Member of the Colorado House of Representatives from the 64th district
- In office January 9, 2023 – August 21, 2025
- Preceded by: Richard Holtorf
- Succeeded by: Scott Slaugh

Personal details
- Party: Republican
- Children: 1
- Profession: Marine corps and Army National Guard veteran, sheriff's deputy, firefighter
- Website: www.armagost64.com

= Ryan Armagost =

American politician

Ryan Armagost is an American former politician who represented Colorado House of Representatives District 64 from January 2023, until his resignation in August 2025. District 64 includes parts of Larimer and Weld counties in Colorado and includes the communities of Greeley, Johnstown, Berthoud, Millikin and Mead. Armagost is a Republican.

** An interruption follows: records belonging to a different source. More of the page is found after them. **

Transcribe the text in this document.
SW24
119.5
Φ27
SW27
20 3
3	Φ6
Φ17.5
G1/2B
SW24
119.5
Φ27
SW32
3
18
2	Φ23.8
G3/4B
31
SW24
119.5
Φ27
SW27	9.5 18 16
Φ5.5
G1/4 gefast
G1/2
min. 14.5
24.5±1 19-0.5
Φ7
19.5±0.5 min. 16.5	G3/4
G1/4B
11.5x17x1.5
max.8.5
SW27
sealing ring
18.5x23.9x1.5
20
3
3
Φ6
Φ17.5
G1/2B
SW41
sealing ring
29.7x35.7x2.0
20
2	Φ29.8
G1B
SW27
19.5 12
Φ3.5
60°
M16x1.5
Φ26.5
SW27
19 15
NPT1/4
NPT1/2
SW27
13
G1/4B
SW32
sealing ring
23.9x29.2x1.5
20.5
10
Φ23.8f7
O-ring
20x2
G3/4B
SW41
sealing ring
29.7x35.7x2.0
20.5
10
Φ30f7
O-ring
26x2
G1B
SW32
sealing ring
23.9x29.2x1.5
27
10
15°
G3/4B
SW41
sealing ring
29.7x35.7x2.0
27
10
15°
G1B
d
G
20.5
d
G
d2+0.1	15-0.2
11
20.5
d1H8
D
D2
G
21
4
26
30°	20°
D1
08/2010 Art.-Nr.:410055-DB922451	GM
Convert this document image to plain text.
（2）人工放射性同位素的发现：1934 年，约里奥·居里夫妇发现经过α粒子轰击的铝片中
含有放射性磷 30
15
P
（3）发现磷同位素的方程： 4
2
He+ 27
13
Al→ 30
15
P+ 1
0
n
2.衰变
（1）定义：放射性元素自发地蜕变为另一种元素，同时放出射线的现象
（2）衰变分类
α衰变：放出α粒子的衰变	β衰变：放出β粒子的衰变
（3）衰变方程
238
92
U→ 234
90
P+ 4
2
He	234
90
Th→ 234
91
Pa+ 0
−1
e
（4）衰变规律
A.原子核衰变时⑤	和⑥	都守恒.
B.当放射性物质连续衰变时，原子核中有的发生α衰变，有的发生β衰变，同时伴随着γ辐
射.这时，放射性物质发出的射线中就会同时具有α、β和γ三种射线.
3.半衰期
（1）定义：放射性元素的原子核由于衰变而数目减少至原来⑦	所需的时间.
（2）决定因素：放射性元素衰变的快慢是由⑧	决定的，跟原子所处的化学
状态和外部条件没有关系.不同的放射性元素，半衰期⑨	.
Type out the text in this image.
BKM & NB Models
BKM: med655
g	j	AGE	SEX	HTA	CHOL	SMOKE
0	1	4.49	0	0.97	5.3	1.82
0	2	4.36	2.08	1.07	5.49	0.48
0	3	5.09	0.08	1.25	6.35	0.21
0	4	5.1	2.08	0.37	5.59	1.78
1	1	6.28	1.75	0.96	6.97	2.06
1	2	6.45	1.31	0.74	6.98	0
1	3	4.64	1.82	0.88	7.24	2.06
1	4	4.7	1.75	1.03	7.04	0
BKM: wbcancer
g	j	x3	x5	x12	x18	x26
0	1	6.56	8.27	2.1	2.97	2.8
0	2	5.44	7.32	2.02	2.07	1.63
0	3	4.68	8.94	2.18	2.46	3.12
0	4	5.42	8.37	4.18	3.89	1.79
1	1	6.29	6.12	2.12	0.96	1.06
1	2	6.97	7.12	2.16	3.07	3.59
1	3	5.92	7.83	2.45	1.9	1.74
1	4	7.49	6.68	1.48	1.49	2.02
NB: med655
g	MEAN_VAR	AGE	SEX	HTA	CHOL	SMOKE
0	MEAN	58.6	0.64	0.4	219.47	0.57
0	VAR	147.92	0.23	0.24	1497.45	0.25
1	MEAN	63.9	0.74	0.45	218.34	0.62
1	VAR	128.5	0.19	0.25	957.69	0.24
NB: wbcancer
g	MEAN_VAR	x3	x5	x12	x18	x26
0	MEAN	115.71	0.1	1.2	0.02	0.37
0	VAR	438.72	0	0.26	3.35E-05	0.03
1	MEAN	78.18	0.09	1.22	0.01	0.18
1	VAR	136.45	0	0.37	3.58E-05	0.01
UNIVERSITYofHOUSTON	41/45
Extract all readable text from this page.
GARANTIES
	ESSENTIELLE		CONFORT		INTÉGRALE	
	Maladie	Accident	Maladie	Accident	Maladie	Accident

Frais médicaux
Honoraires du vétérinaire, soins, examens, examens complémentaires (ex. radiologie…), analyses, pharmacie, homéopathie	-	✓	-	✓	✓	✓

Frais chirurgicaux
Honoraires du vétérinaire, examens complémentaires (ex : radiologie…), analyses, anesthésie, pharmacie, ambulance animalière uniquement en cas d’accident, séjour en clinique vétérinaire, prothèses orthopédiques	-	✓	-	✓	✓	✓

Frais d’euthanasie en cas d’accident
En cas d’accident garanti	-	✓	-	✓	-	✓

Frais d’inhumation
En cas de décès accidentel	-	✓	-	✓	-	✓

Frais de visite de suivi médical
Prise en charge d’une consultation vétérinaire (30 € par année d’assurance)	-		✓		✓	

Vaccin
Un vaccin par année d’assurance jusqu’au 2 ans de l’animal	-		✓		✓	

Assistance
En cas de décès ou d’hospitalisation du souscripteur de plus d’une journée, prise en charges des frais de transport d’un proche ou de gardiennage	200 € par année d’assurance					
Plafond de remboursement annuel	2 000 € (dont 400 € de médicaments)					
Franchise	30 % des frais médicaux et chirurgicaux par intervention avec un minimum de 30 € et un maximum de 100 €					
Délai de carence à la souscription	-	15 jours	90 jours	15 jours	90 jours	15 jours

In April 2025, Republican Representative Richard Armagost shared a photo of Democratic Representative Yara Zokaie of Fort Collins in a Republican House caucus group chat on the encrypted messaging app Signal, and the photo was shortly after circulated on social media leading to blatant sexual harassment and threats against her and her school age children -- Armagost resigned from his seat in the Colorado House of Representative on August 21, 2025, while facing a pending censure resolution against him for this incident.

==Background==
Currently, Armagost works as a firearms instructor and in executive protection. He recently also worked for two years as a volunteer firefighter in Evans, Colorado. Before that, he worked for ten years as a Larimer County sheriff's deputy. He is a veteran of the United States Marine Corps and the Army National Guard.

==Elections==
===2022===
In the 2022 Colorado House of Representatives election, Armagost defeated his Democratic Party opponent, winning 62.65% of the total votes cast.
===2024===
Armagost ran for re-election in 2024. In the Republican primary election held June 25, 2024, he ran unopposed. In the general election held November 5, 2024, Armagost defeated his Democratic Party opponent, winning 63.50% of the total votes cast.